Она смотрела на него широко раскрытыми глазами, как и он на нее. На ее разгоряченном и усталом лице было какое-то недоумевающе огорченное выражение, когда она сказала:
– Вы, видимо, хотите дать мне понять, что эта перемена в семейном положении явилась чем-то вроде разочарования для вашего отца?
– Отнюдь нет, – с удивлением отвечал он. – Напротив, на фоне этих упорядоченных, очищенных и проясненных отношений его жизнь в этом прелестном уголке земли стала еще приятней и привольней.

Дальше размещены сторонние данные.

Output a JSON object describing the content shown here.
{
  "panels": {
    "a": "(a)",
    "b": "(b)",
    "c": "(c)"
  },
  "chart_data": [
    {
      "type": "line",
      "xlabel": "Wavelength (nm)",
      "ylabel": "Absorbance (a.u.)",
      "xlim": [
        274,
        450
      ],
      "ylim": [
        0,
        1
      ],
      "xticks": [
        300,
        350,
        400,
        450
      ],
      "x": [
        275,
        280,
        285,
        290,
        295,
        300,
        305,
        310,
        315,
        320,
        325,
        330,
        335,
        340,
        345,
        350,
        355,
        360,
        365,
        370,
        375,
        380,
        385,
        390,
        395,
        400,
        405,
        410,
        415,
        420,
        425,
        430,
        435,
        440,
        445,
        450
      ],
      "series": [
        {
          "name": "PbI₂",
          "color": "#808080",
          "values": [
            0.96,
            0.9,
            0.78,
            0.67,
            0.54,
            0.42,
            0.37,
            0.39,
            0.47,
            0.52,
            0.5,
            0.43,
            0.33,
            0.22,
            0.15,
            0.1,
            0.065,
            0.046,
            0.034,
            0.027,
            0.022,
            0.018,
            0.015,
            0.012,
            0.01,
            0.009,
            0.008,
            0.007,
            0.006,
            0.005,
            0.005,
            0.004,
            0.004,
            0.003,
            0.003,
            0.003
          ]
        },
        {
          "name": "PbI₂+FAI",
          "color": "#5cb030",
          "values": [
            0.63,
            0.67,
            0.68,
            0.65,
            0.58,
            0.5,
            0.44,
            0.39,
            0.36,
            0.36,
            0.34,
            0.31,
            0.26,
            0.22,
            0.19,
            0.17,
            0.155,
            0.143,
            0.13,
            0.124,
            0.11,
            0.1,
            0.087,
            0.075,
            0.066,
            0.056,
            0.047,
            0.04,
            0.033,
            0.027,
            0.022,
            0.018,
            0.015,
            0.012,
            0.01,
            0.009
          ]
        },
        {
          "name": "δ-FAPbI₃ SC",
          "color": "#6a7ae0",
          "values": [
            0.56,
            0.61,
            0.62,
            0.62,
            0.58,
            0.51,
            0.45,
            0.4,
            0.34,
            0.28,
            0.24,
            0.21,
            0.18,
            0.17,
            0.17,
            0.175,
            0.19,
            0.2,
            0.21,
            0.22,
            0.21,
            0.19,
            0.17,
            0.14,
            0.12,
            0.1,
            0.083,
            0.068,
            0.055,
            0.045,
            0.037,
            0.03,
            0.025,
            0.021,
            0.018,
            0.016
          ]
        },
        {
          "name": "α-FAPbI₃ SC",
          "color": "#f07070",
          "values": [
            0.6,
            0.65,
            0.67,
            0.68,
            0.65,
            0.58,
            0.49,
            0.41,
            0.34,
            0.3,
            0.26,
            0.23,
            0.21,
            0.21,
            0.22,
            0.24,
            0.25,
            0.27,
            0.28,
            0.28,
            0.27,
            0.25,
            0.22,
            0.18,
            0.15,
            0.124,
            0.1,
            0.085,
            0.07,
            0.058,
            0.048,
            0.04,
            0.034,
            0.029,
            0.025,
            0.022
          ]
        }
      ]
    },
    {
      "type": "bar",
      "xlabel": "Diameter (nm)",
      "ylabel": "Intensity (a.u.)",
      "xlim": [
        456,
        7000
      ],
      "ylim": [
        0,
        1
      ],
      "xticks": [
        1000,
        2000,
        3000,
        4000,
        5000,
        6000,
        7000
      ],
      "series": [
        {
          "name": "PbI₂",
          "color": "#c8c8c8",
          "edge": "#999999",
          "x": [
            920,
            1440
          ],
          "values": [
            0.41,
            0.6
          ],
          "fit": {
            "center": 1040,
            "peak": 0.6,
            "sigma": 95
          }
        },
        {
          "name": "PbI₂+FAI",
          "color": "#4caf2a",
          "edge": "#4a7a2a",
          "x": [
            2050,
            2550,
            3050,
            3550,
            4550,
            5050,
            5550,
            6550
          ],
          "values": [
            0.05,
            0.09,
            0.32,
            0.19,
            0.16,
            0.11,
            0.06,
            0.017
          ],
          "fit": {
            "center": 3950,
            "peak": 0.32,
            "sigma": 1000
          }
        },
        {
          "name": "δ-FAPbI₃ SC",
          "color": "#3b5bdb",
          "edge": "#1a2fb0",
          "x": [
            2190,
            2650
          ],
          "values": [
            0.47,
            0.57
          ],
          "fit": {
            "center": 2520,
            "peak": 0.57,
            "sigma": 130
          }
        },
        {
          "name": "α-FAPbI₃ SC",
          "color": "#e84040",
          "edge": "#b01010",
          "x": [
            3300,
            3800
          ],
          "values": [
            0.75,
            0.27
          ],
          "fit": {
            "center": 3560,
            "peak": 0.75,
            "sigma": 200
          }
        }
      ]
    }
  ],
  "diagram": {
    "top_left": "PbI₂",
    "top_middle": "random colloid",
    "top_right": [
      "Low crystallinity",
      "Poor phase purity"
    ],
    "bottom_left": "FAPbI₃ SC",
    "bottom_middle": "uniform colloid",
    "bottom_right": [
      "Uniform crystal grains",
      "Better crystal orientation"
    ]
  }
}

Там была великолепная терраса, тенистый парк, лес неподалеку, веселящий душу вид на реку и предгорья, там процветало веселье, широкое хлебосольство. Отец редко чувствовал себя столь счастливым. Месяцы спустя он все еще мечтал о мягких, сладостных вечерах, когда широкие воды Майна алели в лучах заката и юная хозяйка пела его «Миньону», его «Лунную песнь», его «Баядеру». Нетрудно представить себе удовольствие, испытываемое супругом при виде дружбы, которой удостоилась маленькая женщина, им открытая и подаренная обществу. Он смотрел на них, судя по всему, что я слышал, с горделивой радостью, которая была бы неполной без предварительного легитимирования и упрочения отношений. С особенным удовольствием отец вспоминает вечер восемнадцатого октября, когда он вместе с Виллемерами с башни их дома любовался фейерверком в честь годовщины Лейпцигской битвы.
– Это опровергает, мой дорогой господин камеральный советник, многое из того, что мне случайно довелось слышать о недостаточно теплых чувствах вашего отца к родине. В ту торжественную годовщину никто не чаял, что несколькими месяцами позднее Наполеон покинет Эльбу и ввергнет мир в новые беды.
– Из-за которых, – подхватил Август, – планам отца на следующий год грозила опасность разлететься в прах.